Here we are using GitLab for CI/CD. We also are restricting merges to the master branch by approved users plus we only execute the CI/CD pipeline when the merge is accepted on the master branch. ✓
What are we missing? We will cover these topics in a later chapter:
-
Staging
-
Unit Testing
-
Rollbacks
-
-
Our application has to be able to scale up and scale down as needed.
Cloud Functions to the rescue. Google Cloud automatically manages and scales the functions, our function must be stateless meaning one function invocation should not rely on in-memory state set by a previous invocation. ✓
Cloud Storage automatically increases the IO capacity for a bucket by distributing the request load across multiple servers. ✓
-
Buckets have an initial IO capacity of around 1000 object write requests per second and 5000 object read requests per second.
-
-
How will our application manage failures?

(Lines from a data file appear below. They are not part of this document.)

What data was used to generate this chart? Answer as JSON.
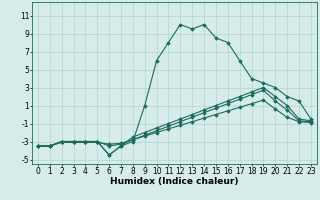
{
  "xlabel": "Humidex (Indice chaleur)",
  "ylabel": "",
  "background_color": "#d6ecea",
  "grid_color": "#b0d4d0",
  "line_color": "#1a6b5a",
  "xlim": [
    -0.5,
    23.5
  ],
  "ylim": [
    -5.5,
    12.5
  ],
  "yticks": [
    -5,
    -3,
    -1,
    1,
    3,
    5,
    7,
    9,
    11
  ],
  "xticks": [
    0,
    1,
    2,
    3,
    4,
    5,
    6,
    7,
    8,
    9,
    10,
    11,
    12,
    13,
    14,
    15,
    16,
    17,
    18,
    19,
    20,
    21,
    22,
    23
  ],
  "lines": [
    {
      "x": [
        0,
        1,
        2,
        3,
        4,
        5,
        6,
        7,
        8,
        9,
        10,
        11,
        12,
        13,
        14,
        15,
        16,
        17,
        18,
        19,
        20,
        21,
        22,
        23
      ],
      "y": [
        -3.5,
        -3.5,
        -3,
        -3,
        -3,
        -3,
        -4.5,
        -3.5,
        -3,
        1,
        6,
        8,
        10,
        9.5,
        10,
        8.5,
        8,
        6,
        4,
        3.5,
        3,
        2,
        1.5,
        -0.5
      ]
    },
    {
      "x": [
        0,
        1,
        2,
        3,
        4,
        5,
        6,
        7,
        8,
        9,
        10,
        11,
        12,
        13,
        14,
        15,
        16,
        17,
        18,
        19,
        20,
        21,
        22,
        23
      ],
      "y": [
        -3.5,
        -3.5,
        -3,
        -3,
        -3,
        -3,
        -4.5,
        -3.5,
        -2.5,
        -2,
        -1.5,
        -1,
        -0.5,
        0,
        0.5,
        1,
        1.5,
        2,
        2.5,
        3,
        2,
        1,
        -0.5,
        -0.7
      ]
    },
    {
      "x": [
        0,
        1,
        2,
        3,
        4,
        5,
        6,
        7,
        8,
        9,
        10,
        11,
        12,
        13,
        14,
        15,
        16,
        17,
        18,
        19,
        20,
        21,
        22,
        23
      ],
      "y": [
        -3.5,
        -3.5,
        -3,
        -3,
        -3,
        -3,
        -3.5,
        -3.3,
        -2.8,
        -2.3,
        -1.8,
        -1.3,
        -0.8,
        -0.3,
        0.2,
        0.7,
        1.2,
        1.7,
        2.2,
        2.7,
        1.5,
        0.5,
        -0.7,
        -0.8
      ]
    },
    {
      "x": [
        0,
        1,
        2,
        3,
        4,
        5,
        6,
        7,
        8,
        9,
        10,
        11,
        12,
        13,
        14,
        15,
        16,
        17,
        18,
        19,
        20,
        21,
        22,
        23
      ],
      "y": [
        -3.5,
        -3.5,
        -3.1,
        -3.1,
        -3.1,
        -3.1,
        -3.3,
        -3.2,
        -2.8,
        -2.4,
        -2.0,
        -1.6,
        -1.2,
        -0.8,
        -0.4,
        0.0,
        0.4,
        0.8,
        1.2,
        1.6,
        0.6,
        -0.3,
        -0.8,
        -0.9
      ]
    }
  ],
  "marker": "D",
  "markersize": 1.8,
  "linewidth": 0.8,
  "label_fontsize": 6.5,
  "tick_fontsize": 5.5
}
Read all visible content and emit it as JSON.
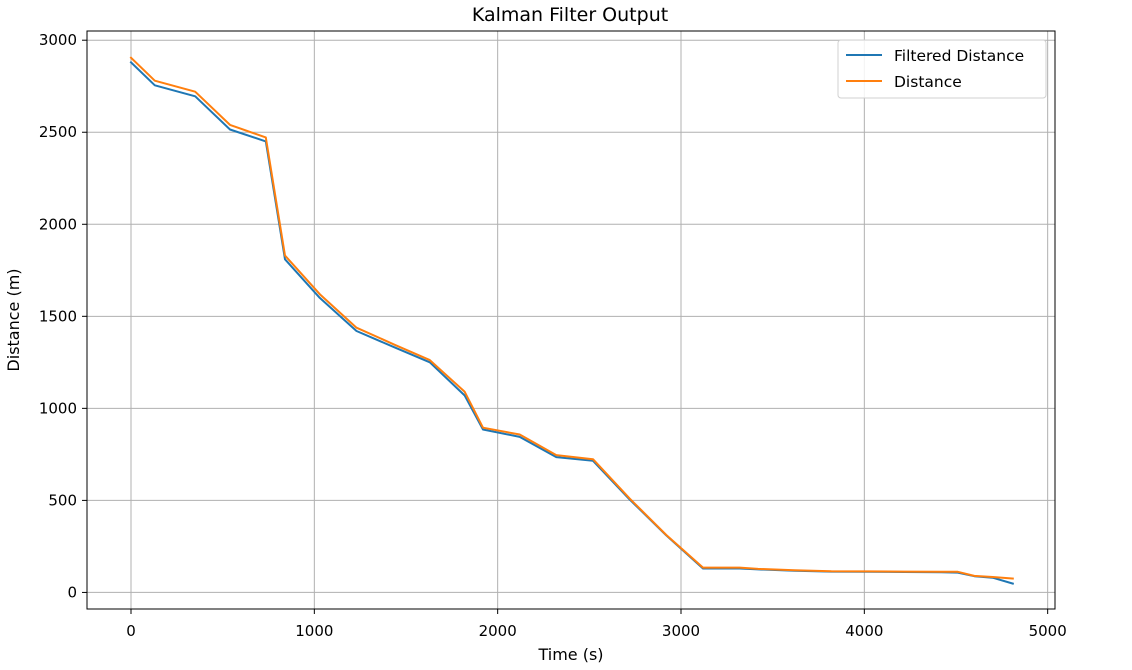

We have not discussed this, but keeping in mind Cloud Functions are fully managed services provided by Google Cloud. Google Cloud will manage the infrastructure hosting our cloud functions, however, we still need to consider failures as bugs in our code. We will cover this in detail later, but this functionally will be provided by GitLab with rollback capabilities.
-
The application needs to be globally accessible.
At this point, we are only working with Cloud Storage and Cloud Functions. This is not the client-facing part of the application. However, we can build buckets and Cloud Functions in respective regions to be nearest the call center where the recordings are taking place. We will be covering this in-depth in an upcoming chapter.
-
Our framework needs to be based on a microservice architecture.
Not applicable yet, but it will. But you can consider our function as a micro-service since it is performing a single function. Our frontend as well as the endpoint will be deployed on Kubernetes which will be our orchestration software for our micro-services.
-
How will our application be secured?
Always trying to work with least privilege. In our framework, when we created the service account for GitLab we only provided the roles required for GitLab to deploy our function.
Closing Remarks
You covered quite a bit of ground in this chapter to start building the Framework. You learned how to work with Cloud Storage objects programmatically, via the command line and with the Cloud Console. You then moved on to create your first Cloud Function via the Cloud Console and dove deeper by using GitLab CI/CD to automate the deployment. Besides the automation you also learned how to perform peer reviews before allowing a feature branch to be merged to the master branch. This is a great first step with working with Cloud Native Applications. Will dive deeper in the following chapters on the building blocks of the Framework.